Notícias do Tocantins – Movimentos sociais, organizações da sociedade civil e pesquisadores divulgaram uma carta-manifesto denunciando o avanço acelerado do desmatamento no Tocantins e solicitando a suspensão imediata do Programa de REDD+ Jurisdicional no estado. O documento é resultado do seminário Tocantins na Encruzilhada: Combate ao Desmatamento e Análise Crítica ao REDD+ Jurisdicional, realizado nos dias 25 e 26 de setembro na Universidade Federal do Tocantins (UFT), em Palmas.
O evento reuniu indígenas, quilombolas, camponeses e organizações socioambientais para debater os impactos do agronegócio, os conflitos fundiários e as contradições do programa REDD+. Foram apresentados dados recentes sobre desmatamento, experiências de REDD+ em outros estados e denúncias de falhas no processo de consulta às comunidades tocantinenses.

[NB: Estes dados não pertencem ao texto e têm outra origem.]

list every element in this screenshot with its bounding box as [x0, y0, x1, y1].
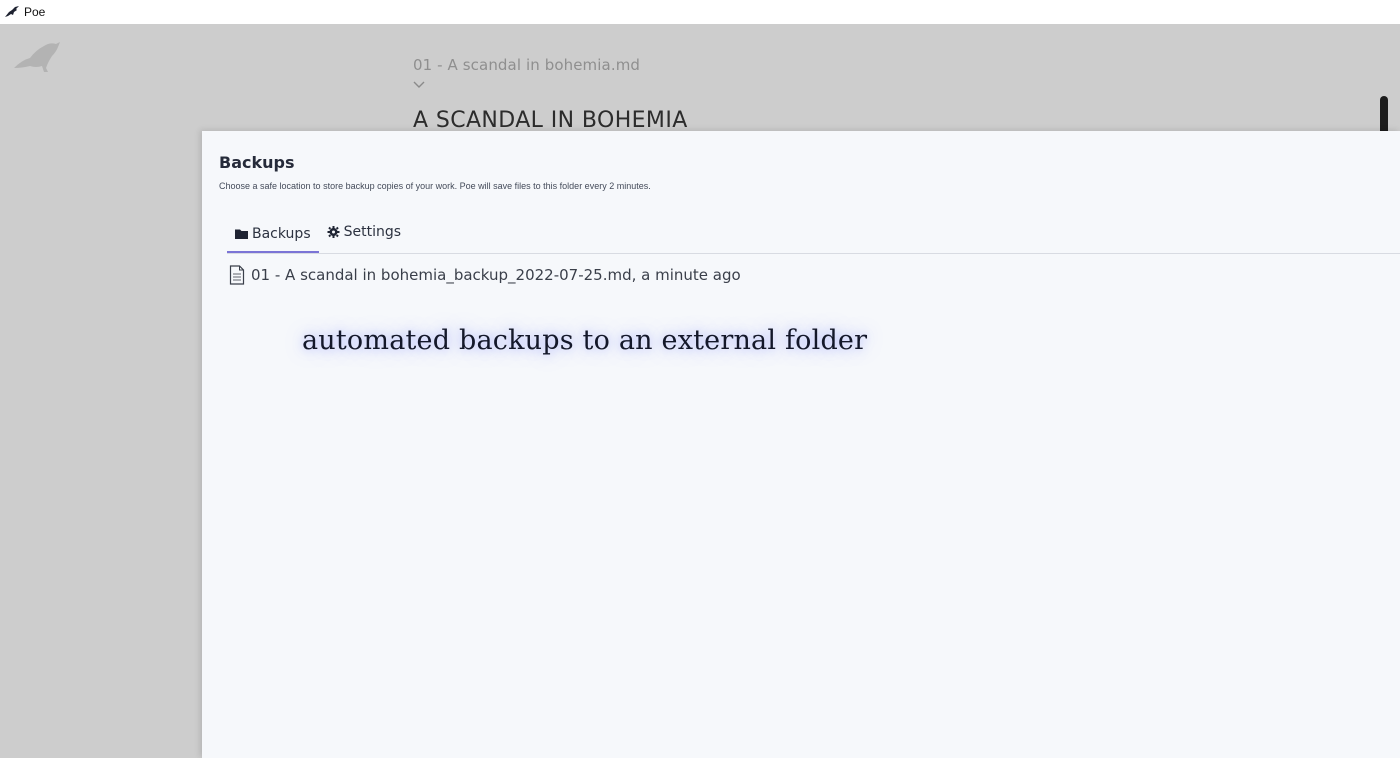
panel-description: Choose a safe location to store backup c… — [219, 181, 651, 191]
raven-icon — [5, 6, 19, 17]
tab-backups[interactable]: Backups — [227, 213, 319, 254]
gear-icon — [327, 226, 340, 238]
tab-settings[interactable]: Settings — [319, 213, 409, 251]
backup-file-list: 01 - A scandal in bohemia_backup_2022-07… — [229, 265, 741, 285]
file-icon — [229, 265, 245, 285]
scrollbar-thumb[interactable] — [1380, 96, 1388, 136]
feature-caption: automated backups to an external folder — [302, 325, 868, 356]
backup-file-label: 01 - A scandal in bohemia_backup_2022-07… — [251, 266, 741, 284]
backups-panel: Backups Choose a safe location to store … — [202, 131, 1400, 758]
title-bar: Poe — [0, 0, 1400, 24]
chevron-down-icon[interactable] — [413, 80, 425, 90]
panel-title: Backups — [219, 153, 295, 172]
document-filename[interactable]: 01 - A scandal in bohemia.md — [413, 56, 640, 74]
tab-divider — [227, 253, 1400, 254]
tab-backups-label: Backups — [252, 225, 311, 242]
document-heading: A SCANDAL IN BOHEMIA — [413, 108, 688, 133]
folder-icon — [235, 229, 248, 239]
tab-settings-label: Settings — [343, 224, 402, 240]
tab-bar: Backups Settings — [227, 213, 409, 254]
backup-file-item[interactable]: 01 - A scandal in bohemia_backup_2022-07… — [229, 265, 741, 285]
window-title: Poe — [24, 5, 46, 19]
raven-logo-icon — [14, 42, 60, 72]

Carta denuncia avanço do desmatamento e da violência
Segundo a carta, o Estado brasileiro tem transformado o Cerrado em um “bioma de sacrifício”, destinado à expansão do agronegócio, da pecuária extensiva e da mineração. O texto também critica o REDD+ Jurisdicional, apontado como mecanismo de mercantilização da natureza que não enfrenta as causas estruturais do desmatamento e exclui povos e comunidades responsáveis pela preservação dos territórios.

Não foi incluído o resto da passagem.